= Alwin Corden Larmour =

The reverend Alwin Corden "Teddie" Larmour (6 January 1886 – 1 November 1946) was a British churchman, school teacher and philatelist who edited The London Philatelist during the Second World War.

==Early life and family==
Larmour was born in Calcutta, India, on 6 January 1886 to Charles Frederick Larmour and Harriet Adelaide Larmour. He was educated at the University of Cambridge from where he received a Master of Arts degree. He had family philatelic connections, his father was editor of the Philatelic Journal of India and a member of The Philatelic Society, London, as was his uncle, F.A. Larmour. He married Edith Margaret Kenrick in 1928.

==Career==
In 1909, Larmour became an assistant master at Wellington College, Crowthorne.

==Philately==
Larmour was a member of the Royal Philatelic Society London and the editor from February 1940 to June 1946 of The London Philatelist, writing as A.C.L. He managed to keep the journal going during the paper rationing and other difficulties of the Second World War by reducing the number of issues to six in some years from the normal twelve.
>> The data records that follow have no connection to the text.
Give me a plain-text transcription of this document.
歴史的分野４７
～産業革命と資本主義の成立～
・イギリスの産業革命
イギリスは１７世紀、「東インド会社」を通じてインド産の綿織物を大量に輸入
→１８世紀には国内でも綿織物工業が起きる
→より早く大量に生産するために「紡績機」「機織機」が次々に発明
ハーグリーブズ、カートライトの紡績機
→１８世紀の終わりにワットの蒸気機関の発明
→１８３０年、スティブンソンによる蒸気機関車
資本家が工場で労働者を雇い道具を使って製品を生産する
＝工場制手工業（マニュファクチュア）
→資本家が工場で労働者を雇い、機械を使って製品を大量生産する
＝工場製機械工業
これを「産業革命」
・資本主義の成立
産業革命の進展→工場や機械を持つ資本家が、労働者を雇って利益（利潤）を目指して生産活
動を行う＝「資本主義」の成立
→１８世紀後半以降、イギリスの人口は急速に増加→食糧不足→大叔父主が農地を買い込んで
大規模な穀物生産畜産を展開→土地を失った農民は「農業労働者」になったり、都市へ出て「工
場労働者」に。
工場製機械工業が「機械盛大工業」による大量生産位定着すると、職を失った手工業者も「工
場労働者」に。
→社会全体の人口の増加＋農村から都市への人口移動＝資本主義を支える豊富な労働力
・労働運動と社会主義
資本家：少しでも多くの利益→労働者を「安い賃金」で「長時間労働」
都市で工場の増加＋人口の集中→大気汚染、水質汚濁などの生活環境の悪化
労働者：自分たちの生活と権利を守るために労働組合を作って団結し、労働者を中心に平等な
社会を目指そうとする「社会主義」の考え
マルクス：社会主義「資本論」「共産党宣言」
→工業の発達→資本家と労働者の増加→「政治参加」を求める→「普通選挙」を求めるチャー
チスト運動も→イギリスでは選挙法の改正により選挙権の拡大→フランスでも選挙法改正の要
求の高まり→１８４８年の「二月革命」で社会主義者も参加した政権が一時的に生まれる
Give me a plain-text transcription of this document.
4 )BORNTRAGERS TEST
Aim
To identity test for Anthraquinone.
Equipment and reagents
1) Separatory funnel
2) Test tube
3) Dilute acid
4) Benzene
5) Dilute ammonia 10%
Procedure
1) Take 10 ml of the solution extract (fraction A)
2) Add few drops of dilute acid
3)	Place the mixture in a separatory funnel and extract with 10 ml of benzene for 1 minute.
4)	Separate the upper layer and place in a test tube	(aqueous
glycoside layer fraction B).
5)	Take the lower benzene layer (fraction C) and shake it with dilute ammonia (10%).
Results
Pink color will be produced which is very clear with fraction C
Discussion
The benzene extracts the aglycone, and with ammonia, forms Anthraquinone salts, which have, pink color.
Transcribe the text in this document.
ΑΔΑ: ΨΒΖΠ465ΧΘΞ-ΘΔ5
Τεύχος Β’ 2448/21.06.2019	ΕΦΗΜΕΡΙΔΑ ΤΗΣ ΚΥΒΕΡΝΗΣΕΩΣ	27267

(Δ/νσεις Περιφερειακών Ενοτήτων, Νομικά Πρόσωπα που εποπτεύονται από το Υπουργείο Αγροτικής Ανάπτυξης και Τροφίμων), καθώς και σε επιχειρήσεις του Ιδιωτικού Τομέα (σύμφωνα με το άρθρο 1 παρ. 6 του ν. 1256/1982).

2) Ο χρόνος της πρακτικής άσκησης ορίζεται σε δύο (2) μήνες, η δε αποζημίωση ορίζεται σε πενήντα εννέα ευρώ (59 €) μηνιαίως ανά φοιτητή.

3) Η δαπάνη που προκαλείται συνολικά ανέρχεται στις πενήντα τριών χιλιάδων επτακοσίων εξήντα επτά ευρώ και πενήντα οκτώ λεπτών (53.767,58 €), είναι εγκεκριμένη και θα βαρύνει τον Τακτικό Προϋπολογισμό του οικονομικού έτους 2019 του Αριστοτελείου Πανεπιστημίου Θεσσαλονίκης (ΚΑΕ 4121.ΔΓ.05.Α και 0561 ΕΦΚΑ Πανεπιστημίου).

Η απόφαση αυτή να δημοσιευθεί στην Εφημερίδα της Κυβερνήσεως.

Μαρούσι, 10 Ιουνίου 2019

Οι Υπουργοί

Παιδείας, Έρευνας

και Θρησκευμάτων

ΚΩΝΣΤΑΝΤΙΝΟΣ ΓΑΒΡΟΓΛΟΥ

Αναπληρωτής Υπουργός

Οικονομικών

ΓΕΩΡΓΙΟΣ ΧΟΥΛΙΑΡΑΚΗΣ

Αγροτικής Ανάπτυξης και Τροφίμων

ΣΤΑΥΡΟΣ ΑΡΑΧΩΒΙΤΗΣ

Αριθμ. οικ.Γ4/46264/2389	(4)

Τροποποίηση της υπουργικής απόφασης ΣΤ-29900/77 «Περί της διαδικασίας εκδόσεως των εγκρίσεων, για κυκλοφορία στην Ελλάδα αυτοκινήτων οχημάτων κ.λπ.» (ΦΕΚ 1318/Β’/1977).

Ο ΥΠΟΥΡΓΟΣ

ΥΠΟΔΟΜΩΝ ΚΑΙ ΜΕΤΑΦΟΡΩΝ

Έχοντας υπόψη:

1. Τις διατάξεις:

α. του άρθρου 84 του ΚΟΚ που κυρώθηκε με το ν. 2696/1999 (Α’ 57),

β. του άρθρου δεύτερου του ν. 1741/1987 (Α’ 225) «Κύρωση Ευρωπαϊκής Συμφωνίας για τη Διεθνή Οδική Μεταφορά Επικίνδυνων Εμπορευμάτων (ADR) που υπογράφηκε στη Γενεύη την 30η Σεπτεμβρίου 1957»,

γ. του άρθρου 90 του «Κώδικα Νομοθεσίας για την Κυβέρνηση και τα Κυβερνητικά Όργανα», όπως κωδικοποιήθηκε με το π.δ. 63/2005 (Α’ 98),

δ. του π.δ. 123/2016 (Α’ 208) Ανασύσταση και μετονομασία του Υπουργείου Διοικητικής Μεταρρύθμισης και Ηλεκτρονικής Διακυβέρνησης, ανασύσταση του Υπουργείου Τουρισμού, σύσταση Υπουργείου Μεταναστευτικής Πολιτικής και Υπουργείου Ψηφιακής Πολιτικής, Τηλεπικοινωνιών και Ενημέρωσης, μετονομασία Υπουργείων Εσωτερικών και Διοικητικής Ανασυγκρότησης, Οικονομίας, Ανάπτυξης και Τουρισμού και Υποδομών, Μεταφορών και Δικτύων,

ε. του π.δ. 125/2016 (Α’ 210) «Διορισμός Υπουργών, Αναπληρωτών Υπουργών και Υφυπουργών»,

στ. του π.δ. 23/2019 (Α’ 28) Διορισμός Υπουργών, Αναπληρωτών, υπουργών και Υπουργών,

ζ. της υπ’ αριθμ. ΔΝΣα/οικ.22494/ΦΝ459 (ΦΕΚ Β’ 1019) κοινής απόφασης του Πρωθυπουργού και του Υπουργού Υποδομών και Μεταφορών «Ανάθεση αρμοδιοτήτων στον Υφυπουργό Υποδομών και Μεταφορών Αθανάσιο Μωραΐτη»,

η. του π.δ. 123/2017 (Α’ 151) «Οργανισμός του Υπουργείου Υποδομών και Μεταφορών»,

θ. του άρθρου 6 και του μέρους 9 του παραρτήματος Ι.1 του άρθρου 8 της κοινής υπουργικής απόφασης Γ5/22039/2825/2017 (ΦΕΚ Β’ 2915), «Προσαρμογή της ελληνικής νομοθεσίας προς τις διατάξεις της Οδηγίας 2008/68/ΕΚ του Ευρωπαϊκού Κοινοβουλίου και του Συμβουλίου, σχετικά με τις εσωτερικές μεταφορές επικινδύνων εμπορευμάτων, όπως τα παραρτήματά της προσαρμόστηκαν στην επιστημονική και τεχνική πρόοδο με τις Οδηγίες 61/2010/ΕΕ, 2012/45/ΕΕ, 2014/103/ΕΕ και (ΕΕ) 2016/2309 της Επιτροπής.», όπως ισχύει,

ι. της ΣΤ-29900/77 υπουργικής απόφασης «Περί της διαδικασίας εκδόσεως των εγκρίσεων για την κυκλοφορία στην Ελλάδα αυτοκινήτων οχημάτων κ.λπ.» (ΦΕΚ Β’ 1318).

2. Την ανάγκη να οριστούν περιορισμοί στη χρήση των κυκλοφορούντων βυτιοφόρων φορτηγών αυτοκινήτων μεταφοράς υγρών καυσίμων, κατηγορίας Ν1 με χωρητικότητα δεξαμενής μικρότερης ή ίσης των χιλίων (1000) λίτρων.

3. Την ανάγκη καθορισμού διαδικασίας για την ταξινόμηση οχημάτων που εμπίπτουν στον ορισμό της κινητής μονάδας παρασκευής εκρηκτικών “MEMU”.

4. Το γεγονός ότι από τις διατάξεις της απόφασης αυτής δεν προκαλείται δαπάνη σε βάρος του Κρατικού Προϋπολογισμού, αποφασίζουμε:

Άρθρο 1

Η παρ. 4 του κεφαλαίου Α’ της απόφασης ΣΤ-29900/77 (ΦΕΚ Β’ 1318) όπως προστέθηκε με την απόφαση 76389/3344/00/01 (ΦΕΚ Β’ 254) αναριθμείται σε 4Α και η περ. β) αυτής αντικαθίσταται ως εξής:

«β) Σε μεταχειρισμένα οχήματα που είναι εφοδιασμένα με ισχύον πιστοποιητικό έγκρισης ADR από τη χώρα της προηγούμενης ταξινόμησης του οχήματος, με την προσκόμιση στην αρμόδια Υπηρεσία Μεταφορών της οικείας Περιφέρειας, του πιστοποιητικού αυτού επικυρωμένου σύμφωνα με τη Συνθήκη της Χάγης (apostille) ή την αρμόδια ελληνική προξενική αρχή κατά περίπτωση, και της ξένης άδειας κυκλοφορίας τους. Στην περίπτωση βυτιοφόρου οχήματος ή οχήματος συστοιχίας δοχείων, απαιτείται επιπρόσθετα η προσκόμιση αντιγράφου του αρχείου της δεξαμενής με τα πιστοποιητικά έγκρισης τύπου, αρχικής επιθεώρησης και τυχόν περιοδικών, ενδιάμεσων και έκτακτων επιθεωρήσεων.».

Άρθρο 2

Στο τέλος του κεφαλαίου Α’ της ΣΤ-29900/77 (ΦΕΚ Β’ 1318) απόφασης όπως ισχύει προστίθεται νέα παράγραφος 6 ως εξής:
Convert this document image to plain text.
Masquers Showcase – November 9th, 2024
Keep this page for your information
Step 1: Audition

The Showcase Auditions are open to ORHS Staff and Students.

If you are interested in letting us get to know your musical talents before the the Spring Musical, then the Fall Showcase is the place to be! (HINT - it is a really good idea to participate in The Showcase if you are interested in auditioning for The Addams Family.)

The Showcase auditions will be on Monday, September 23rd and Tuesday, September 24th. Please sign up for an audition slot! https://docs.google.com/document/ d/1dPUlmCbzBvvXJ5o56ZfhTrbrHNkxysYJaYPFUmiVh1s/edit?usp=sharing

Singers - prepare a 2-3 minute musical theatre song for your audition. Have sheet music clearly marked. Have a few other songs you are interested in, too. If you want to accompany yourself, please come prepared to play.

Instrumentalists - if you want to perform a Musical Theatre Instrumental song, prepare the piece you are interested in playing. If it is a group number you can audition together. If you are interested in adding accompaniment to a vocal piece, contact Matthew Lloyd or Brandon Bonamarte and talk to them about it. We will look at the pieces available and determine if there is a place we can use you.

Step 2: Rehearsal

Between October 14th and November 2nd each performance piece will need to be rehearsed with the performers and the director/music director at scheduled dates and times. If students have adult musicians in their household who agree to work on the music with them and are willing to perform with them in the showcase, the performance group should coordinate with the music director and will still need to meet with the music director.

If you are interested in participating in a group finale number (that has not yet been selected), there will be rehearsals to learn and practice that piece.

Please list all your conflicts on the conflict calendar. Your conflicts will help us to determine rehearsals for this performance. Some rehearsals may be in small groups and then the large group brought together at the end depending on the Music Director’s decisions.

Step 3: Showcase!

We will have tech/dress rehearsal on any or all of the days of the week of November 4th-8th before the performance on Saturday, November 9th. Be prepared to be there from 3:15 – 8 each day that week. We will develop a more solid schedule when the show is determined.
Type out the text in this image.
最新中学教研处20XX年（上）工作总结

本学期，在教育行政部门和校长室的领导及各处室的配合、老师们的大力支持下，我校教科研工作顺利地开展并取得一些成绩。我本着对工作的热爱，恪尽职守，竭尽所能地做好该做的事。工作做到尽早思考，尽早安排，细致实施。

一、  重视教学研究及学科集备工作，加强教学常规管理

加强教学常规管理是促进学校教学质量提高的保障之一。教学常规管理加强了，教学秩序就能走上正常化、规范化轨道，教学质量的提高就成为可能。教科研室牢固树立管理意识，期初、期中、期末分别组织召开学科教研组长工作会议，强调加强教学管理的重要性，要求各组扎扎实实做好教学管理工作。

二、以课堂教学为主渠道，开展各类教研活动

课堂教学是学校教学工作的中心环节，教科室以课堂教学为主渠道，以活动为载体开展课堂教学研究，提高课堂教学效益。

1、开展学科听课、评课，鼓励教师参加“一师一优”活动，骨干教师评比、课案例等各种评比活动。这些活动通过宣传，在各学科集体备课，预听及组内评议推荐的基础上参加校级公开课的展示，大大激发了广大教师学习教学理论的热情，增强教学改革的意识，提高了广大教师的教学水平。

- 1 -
When the main printing works of William Brendon & Sons was destroyed by German bombing in April 1941, a double issue appeared the following month. Outside philately he was a Freemason, being initiated into Isaac Newton University Lodge whilst at Cambridge, he also served as a local councillor.

==Death==
Larmour died on 1 November 1946 at his home Dumromyn in Crowthorne, Berkshire. He left £12,655.